Le silicium est l'élément fondamental de la révolution électronique et numérique du XXᵉ et XXIᵉ siècle. Sa capacité à être dopé avec précision (ajout contrôlé d'impuretés) permet de moduler sa conductivité électrique, créant ainsi des transistors et des circuits intégrés. La Silicon Valley doit son nom à ce matériau qui a permis la miniaturisation progressive des composants électroniques, suivant la loi de Moore. Un microprocesseur moderne peut contenir plusieurs milliards de transistors gravés dans du silicium ultra-pur (99,9999999 % de pureté).
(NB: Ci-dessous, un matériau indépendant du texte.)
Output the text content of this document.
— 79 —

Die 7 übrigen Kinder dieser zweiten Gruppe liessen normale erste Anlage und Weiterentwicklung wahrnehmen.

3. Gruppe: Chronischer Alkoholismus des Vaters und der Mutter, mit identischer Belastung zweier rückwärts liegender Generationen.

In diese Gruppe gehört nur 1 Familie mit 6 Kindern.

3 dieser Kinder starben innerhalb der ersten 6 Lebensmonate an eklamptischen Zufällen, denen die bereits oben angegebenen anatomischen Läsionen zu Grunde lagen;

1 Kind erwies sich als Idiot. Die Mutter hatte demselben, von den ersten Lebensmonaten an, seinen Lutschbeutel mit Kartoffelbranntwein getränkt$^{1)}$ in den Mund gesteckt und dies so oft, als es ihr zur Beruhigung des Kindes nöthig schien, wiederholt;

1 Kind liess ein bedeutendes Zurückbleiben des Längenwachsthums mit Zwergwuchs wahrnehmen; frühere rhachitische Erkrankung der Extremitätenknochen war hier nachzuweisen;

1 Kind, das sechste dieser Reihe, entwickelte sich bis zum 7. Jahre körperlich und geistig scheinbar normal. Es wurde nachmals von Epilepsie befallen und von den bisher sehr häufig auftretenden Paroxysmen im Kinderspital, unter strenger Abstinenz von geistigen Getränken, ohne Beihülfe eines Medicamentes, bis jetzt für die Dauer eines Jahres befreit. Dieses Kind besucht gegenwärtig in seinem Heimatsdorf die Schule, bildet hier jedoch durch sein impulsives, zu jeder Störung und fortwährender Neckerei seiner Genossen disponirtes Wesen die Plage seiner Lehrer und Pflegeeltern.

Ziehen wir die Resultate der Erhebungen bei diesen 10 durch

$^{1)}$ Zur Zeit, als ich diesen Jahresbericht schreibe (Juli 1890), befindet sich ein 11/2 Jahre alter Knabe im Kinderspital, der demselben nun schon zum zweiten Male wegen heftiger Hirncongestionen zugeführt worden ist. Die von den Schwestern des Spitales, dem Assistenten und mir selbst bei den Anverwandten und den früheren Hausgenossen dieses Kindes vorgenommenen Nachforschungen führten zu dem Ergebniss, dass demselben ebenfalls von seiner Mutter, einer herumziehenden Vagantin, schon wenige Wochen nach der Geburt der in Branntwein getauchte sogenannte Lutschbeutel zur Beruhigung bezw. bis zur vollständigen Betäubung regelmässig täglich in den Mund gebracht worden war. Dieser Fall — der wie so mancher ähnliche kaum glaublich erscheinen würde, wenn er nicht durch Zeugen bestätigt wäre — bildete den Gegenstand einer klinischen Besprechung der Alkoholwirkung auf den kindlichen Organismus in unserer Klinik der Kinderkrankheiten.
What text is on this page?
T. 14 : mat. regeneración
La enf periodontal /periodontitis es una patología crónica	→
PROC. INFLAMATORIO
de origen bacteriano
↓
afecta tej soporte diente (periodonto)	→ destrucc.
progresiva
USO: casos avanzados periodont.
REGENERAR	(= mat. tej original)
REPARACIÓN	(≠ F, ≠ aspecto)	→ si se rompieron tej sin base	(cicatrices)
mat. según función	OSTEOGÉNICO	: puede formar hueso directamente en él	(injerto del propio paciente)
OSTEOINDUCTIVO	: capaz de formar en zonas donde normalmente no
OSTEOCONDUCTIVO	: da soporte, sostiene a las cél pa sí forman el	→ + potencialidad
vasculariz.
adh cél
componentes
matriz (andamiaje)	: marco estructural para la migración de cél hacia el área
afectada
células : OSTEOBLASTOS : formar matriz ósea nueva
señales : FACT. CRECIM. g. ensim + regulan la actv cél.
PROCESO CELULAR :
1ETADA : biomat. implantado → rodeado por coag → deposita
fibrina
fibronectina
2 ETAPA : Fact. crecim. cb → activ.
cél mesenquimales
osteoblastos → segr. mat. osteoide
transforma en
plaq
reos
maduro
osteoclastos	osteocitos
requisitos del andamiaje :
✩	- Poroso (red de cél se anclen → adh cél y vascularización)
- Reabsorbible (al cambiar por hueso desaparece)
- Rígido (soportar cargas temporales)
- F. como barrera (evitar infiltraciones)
Le silicium a rendu possible les ordinateurs, smartphones, Internet et toutes les technologies de l'information qui façonnent notre monde contemporain.
Le silicium est le deuxième élément le plus abondant de la croûte terrestre (environ 27,7 % en masse), juste après l'oxygène. Il ne se trouve jamais à l'état pur dans la nature mais toujours combiné, principalement sous forme de silice (SiO₂) dans le sable, le quartz et les roches silicatées. Les silicates constituent la majorité des minéraux formant les roches terrestres (feldspaths, micas, argiles). Le silicium de qualité métallurgique est produit par réduction de la silice avec du carbone dans des fours électriques à arc. Pour l'électronique, un silicium ultra-pur est nécessaire, obtenu par des procédés complexes de purification et de croissance cristalline (méthode Czochralski).
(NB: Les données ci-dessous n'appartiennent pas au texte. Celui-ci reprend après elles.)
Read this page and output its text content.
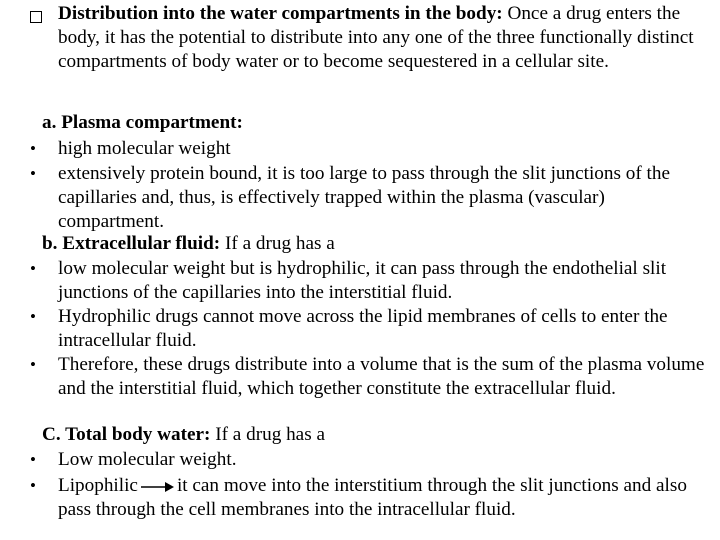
Distribution into the water compartments in the body: Once a drug enters the body, it has the potential to distribute into any one of the three functionally distinct compartments of body water or to become sequestered in a cellular site.
a. Plasma compartment:
• high molecular weight
• extensively protein bound, it is too large to pass through the slit junctions of the capillaries and, thus, is effectively trapped within the plasma (vascular) compartment.
b. Extracellular fluid: If a drug has a
• low molecular weight but is hydrophilic, it can pass through the endothelial slit junctions of the capillaries into the interstitial fluid.
• Hydrophilic drugs cannot move across the lipid membranes of cells to enter the intracellular fluid.
• Therefore, these drugs distribute into a volume that is the sum of the plasma volume and the interstitial fluid, which together constitute the extracellular fluid.
C. Total body water: If a drug has a
• Low molecular weight.
• Lipophilic it can move into the interstitium through the slit junctions and also pass through the cell membranes into the intracellular fluid.
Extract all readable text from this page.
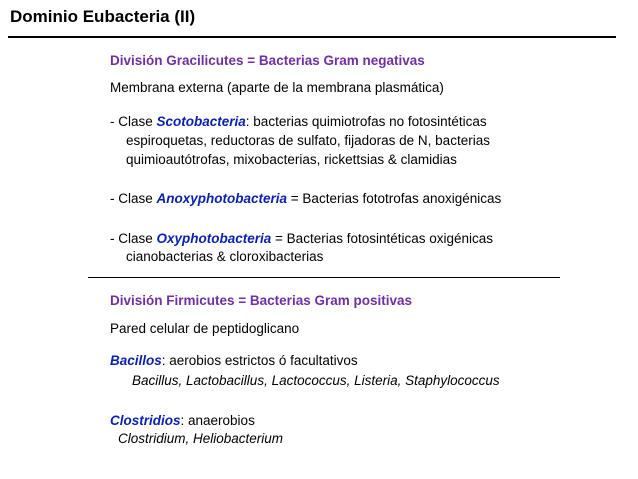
Dominio Eubacteria (II)
División Gracilicutes = Bacterias Gram negativas
Membrana externa (aparte de la membrana plasmática)
- Clase Scotobacteria: bacterias quimiotrofas no fotosintéticas
espiroquetas, reductoras de sulfato, fijadoras de N, bacterias
quimioautótrofas, mixobacterias, rickettsias & clamidias
- Clase Anoxyphotobacteria = Bacterias fototrofas anoxigénicas
- Clase Oxyphotobacteria = Bacterias fotosintéticas oxigénicas
cianobacterias & cloroxibacterias
División Firmicutes = Bacterias Gram positivas
Pared celular de peptidoglicano
Bacillos: aerobios estrictos ó facultativos
Bacillus, Lactobacillus, Lactococcus, Listeria, Staphylococcus
Clostridios: anaerobios
Clostridium, Heliobacterium
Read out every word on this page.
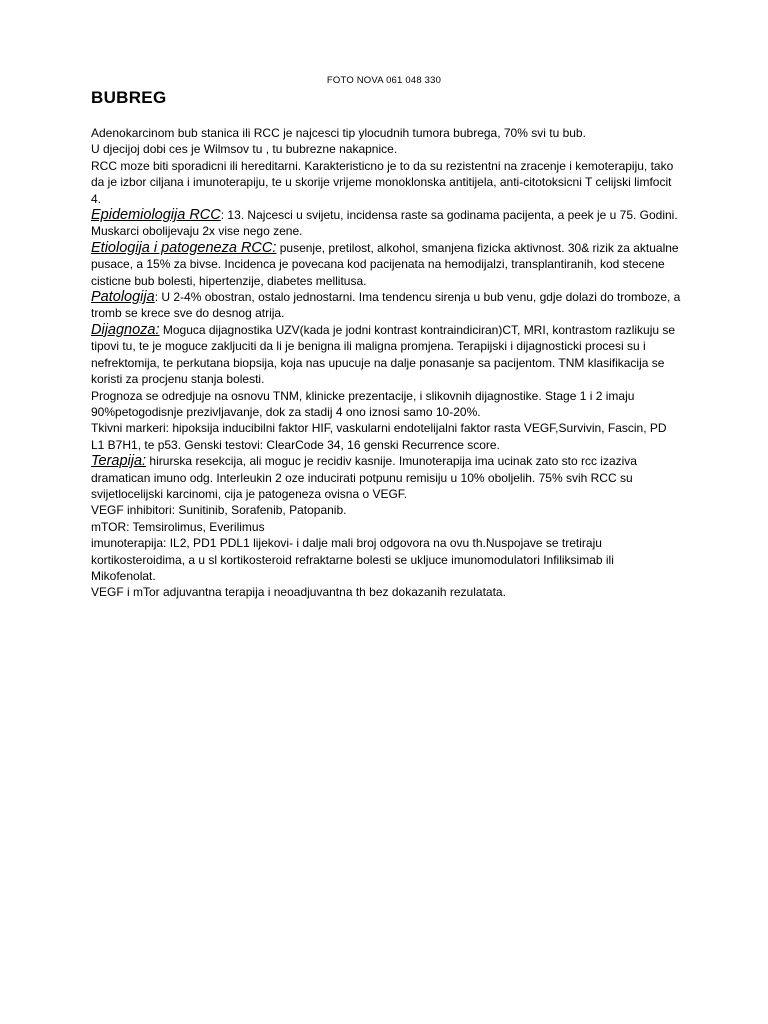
FOTO NOVA 061 048 330
BUBREG

Adenokarcinom bub stanica ili RCC je najcesci tip ylocudnih tumora bubrega, 70% svi tu bub.

U djecijoj dobi ces je Wilmsov tu , tu bubrezne nakapnice.

RCC moze biti sporadicni ili hereditarni. Karakteristicno je to da su rezistentni na zracenje i kemoterapiju, tako da je izbor ciljana i imunoterapiju, te u skorije vrijeme monoklonska antitijela, anti-citotoksicni T celijski limfocit 4.

Epidemiologija RCC: 13. Najcesci u svijetu, incidensa raste sa godinama pacijenta, a peek je u 75. Godini. Muskarci obolijevaju 2x vise nego zene.

Etiologija i patogeneza RCC: pusenje, pretilost, alkohol, smanjena fizicka aktivnost. 30& rizik za aktualne pusace, a 15% za bivse. Incidencа je povecana kod pacijenata na hemodijalzi, transplantiranih, kod stecene cisticne bub bolesti, hipertenzije, diabetes mellitusa.

Patologija: U 2-4% obostran, ostalo jednostarni. Ima tendencu sirenja u bub venu, gdje dolazi do tromboze, a tromb se krece sve do desnog atrija.

Dijagnoza: Moguca dijagnostika UZV(kada je jodni kontrast kontraindiciran)CT, MRI, kontrastom razlikuju se tipovi tu, te je moguce zakljuciti da li je benigna ili maligna promjena. Terapijski i dijagnosticki procesi su i nefrektomija, te perkutana biopsija, koja nas upucuje na dalje ponasanje sa pacijentom. TNM klasifikacija se koristi za procjenu stanja bolesti.

Prognoza se odredjuje na osnovu TNM, klinicke prezentacije, i slikovnih dijagnostike. Stage 1 i 2 imaju 90%petogodisnje prezivljavanje, dok za stadij 4 ono iznosi samo 10-20%.

Tkivni markeri: hipoksija inducibilni faktor HIF, vaskularni endotelijalni faktor rasta VEGF,Survivin, Fascin, PD L1 B7H1, te p53. Genski testovi: ClearCode 34, 16 genski Recurrence score.

Terapija: hirurska resekcija, ali moguc je recidiv kasnije. Imunoterapija ima ucinak zato sto rcc izaziva dramatican imuno odg. Interleukin 2 oze inducirati potpunu remisiju u 10% oboljelih. 75% svih RCC su svijetlocelijski karcinomi, cija je patogeneza ovisna o VEGF.

VEGF inhibitori: Sunitinib, Sorafenib, Patopanib.

mTOR: Temsirolimus, Everilimus

imunoterapija: IL2, PD1 PDL1 lijekovi- i dalje mali broj odgovora na ovu th.Nuspojave se tretiraju kortikosteroidima, a u sl kortikosteroid refraktarne bolesti se ukljuce imunomodulatori Infiliksimab ili Mikofenolat.

VEGF i mTor adjuvantna terapija i neoadjuvantna th bez dokazanih rezulatata.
Le silicium est synthétisé dans les étoiles massives lors de la fusion de l'oxygène et du carbone dans les couches profondes. Lors des explosions de supernovae de type II, le silicium est éjecté dans le milieu interstellaire, contribuant à l'enrichissement chimique des générations suivantes d'étoiles et de planètes. La spectroscopie révèle la présence de silicium dans de nombreuses étoiles et nébuleuses. Dans le système solaire, le silicium est un constituant majeur des planètes telluriques (Mercure, Vénus, Terre, Mars) et des astéroïdes rocheux. Sur Terre, le silicium est l'élément dominant du manteau terrestre sous forme de silicates, jouant un rôle crucial dans la tectonique des plaques et la géodynamique.
N.B. :
Le silicium pur ultra-haute pureté nécessaire pour l'électronique est l'un des matériaux les plus purs jamais produits par l'humanité. Pour fabriquer des puces électroniques, le silicium doit atteindre une pureté de 99,9999999 % (neuf neuf après la virgule), ce qui signifie qu'il ne contient qu'un atome étranger pour un milliard d'atomes de silicium. Ce niveau de pureté extraordinaire est obtenu par des procédés de purification chimique successifs, notamment la distillation de trichlorosilane et la croissance de monocristaux par la méthode Czochralski, où un cristal parfait est lentement tiré d'un bain de silicium fondu.